Staff at three British Columbia health-care facilities are talking to each other through wireless communications badges reminiscent of Star Trek.
In the first Canadian installation of a system from Vocera Communications, Inc., the province’s Interior Health Authority (IHA) has equipped about
750 nurses, ward clerks, porters and maintenance staff at extended-care facilities in Kamloops and 100 Mile House and Royal Jubilee Hospital in Vernon, B.C., with the badges, which use the 802.11g wireless networking standard.
The voice-activated devices let a user call another user simply by pressing a button and saying his or her name, says Roy Southby, director of technology services for the IHA in Kelowna. They can also receive and place phone calls through the hospital switchboard and talk to pre-defined groups of people with a single call.
“”It certainly has helped improve communication,”” says Barbara Ulevog, a team leader on the nursing staff at Overlander extended care home in Kamloops.
Health workers can broadcast to select groups
The health authority had been using Companion wireless telephones from Nortel Networks Corp. Nortel had stopped supporting the Companion system but had not yet replaced it with an 802.11-based handset, Southby says, “”so we started looking at what we could replace wireless Companions with.””
The authority chose the Vocera system in February, and by April it was installed in the three facilities. The initial implementation cost around $200,000, including one year of maintenance and a license covering up to 450 users. Additional badges cost about $300 each. The authority plans to buy an enterprise license and use the system in more facilities in the future.
The badges weigh about two ounces. Each has a single activation button and a small display that can show the phone number of an incoming call. Users’ names are entered into a central database through an Excel spreadsheet, Southby says. A user can have more than one name. For example, someone might be in the system as both William and Bill. The IHA can also set up calling groups, so a nurse might say something like “”Code Blue”” and be connected to everyone in the Code Blue group.
If a nurse needs to reach a doctor who is not in the hospital, the wireless system connects to the hospital phone system, which can call the doctor at several phone numbers until he or she answers. To call a number not programmed into the system, the user speaks the number, Ulevog says.
The Vocera system can also be linked to the systems that allow patients to call for assistance from their beds. A text message appears on the badge display telling the nurse which patient is calling, explains Brent Lang, vice-president of marketing at Vocera. If the hospital’s call system has voice capability, the nurse can then choose whether to open a voice conversation with the patient.

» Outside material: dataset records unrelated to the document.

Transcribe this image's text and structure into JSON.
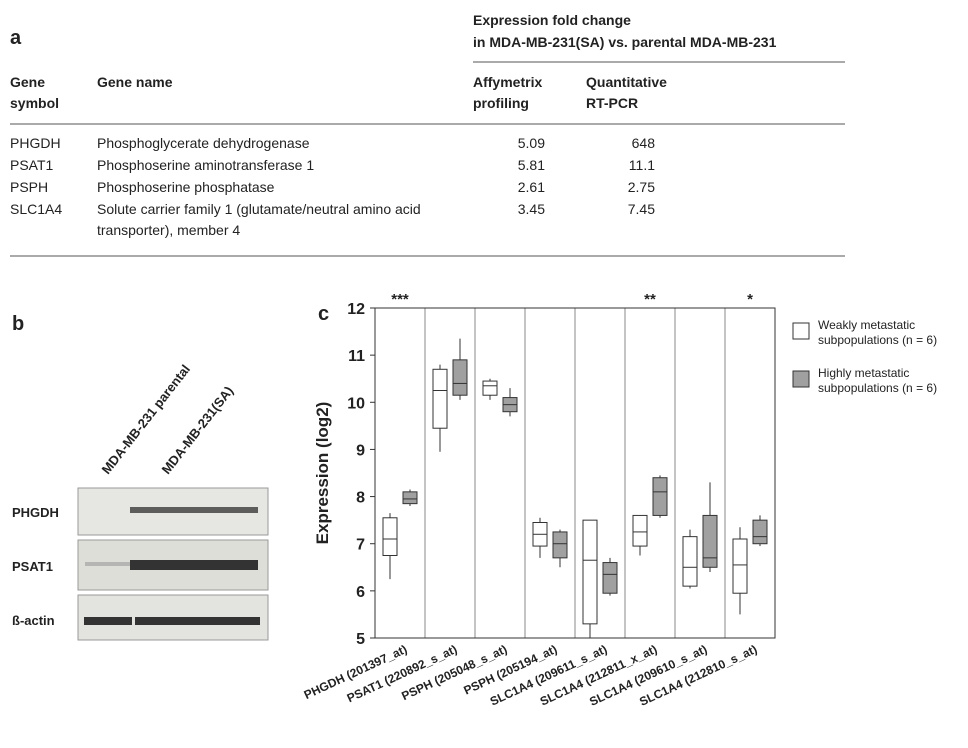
{
  "table": {
    "label": "a",
    "group_header": [
      "Expression fold change",
      "in MDA-MB-231(SA) vs. parental MDA-MB-231"
    ],
    "columns": [
      "Gene symbol",
      "Gene name",
      "Affymetrix profiling",
      "Quantitative RT-PCR"
    ],
    "rows": [
      [
        "PHGDH",
        "Phosphoglycerate dehydrogenase",
        "5.09",
        "648"
      ],
      [
        "PSAT1",
        "Phosphoserine aminotransferase 1",
        "5.81",
        "11.1"
      ],
      [
        "PSPH",
        "Phosphoserine phosphatase",
        "2.61",
        "2.75"
      ],
      [
        "SLC1A4",
        "Solute carrier family 1 (glutamate/neutral amino acid transporter), member 4",
        "3.45",
        "7.45"
      ]
    ]
  },
  "blot": {
    "label": "b",
    "lanes": [
      "MDA-MB-231 parental",
      "MDA-MB-231(SA)"
    ],
    "rows": [
      "PHGDH",
      "PSAT1",
      "ß-actin"
    ]
  },
  "chart_data": {
    "type": "box",
    "label": "c",
    "y_label": "Expression (log2)",
    "categories": [
      "PHGDH (201397_at)",
      "PSAT1 (220892_s_at)",
      "PSPH (205048_s_at)",
      "PSPH (205194_at)",
      "SLC1A4 (209611_s_at)",
      "SLC1A4 (212811_x_at)",
      "SLC1A4 (209610_s_at)",
      "SLC1A4 (212810_s_at)"
    ],
    "significance": [
      "***",
      null,
      null,
      null,
      null,
      "**",
      null,
      "*"
    ],
    "ylim": [
      5,
      12
    ],
    "yticks": [
      5,
      6,
      7,
      8,
      9,
      10,
      11,
      12
    ],
    "series": [
      {
        "name": "Weakly metastatic subpopulations (n = 6)",
        "color": "#ffffff",
        "min": [
          6.25,
          8.95,
          10.05,
          6.7,
          5.0,
          6.75,
          6.05,
          5.5
        ],
        "q1": [
          6.75,
          9.45,
          10.15,
          6.95,
          5.3,
          6.95,
          6.1,
          5.95
        ],
        "median": [
          7.1,
          10.25,
          10.35,
          7.2,
          6.65,
          7.25,
          6.5,
          6.55
        ],
        "q3": [
          7.55,
          10.7,
          10.45,
          7.45,
          7.5,
          7.6,
          7.15,
          7.1
        ],
        "max": [
          7.65,
          10.8,
          10.5,
          7.55,
          7.5,
          7.6,
          7.3,
          7.35
        ]
      },
      {
        "name": "Highly metastatic subpopulations (n = 6)",
        "color": "#a0a0a0",
        "min": [
          7.8,
          10.05,
          9.7,
          6.5,
          5.9,
          7.55,
          6.4,
          6.95
        ],
        "q1": [
          7.85,
          10.15,
          9.8,
          6.7,
          5.95,
          7.6,
          6.5,
          7.0
        ],
        "median": [
          7.95,
          10.4,
          9.95,
          7.0,
          6.35,
          8.1,
          6.7,
          7.15
        ],
        "q3": [
          8.1,
          10.9,
          10.1,
          7.25,
          6.6,
          8.4,
          7.6,
          7.5
        ],
        "max": [
          8.15,
          11.35,
          10.3,
          7.3,
          6.7,
          8.45,
          8.3,
          7.6
        ]
      }
    ]
  }
}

“”The nurse is left in control of the situation,”” he says.
The health authority plans to implement this capability at Overlander soon. A relatively new feature of the system, it is already used at hospitals in Baltimore and Utah, Lang says.
“”I was amazed how simple the system is to install,”” Southby says. The authority already had 802.11 wireless networks in parts of its facilities, but had to add more access points to provide ubiquitous coverage. Southby says he was surprised at how extensive the coverage needed to be. “”We didn’t realize all the places staff can get to,”” he says, adding that his advice to anyone installing the system would be “”don’t skimp on your access points.””
Southby says the system has delivered 99.9 per cent reliability so far. Ulevog praises the sound quality, though she says the fact that only one person in a conversation can talk at once took a bit of getting used to.
The IHA uses fibre links to run the wireless systems in all three locations from a single server in Kelowna. This is unusual, Lang says — most customers run the system locally — but it works well thanks to the high-speed network, which allows the three facilities to operate on a single license and lets users communicate among the locations without making long-distance calls.
While hospitals represent a key market for Vocera, Lang says the company also sells the system to other customers where there are mobile users who need to be connected all the time. Retail stores, manufacturing plants and some government and military organizations are among the customers, he says.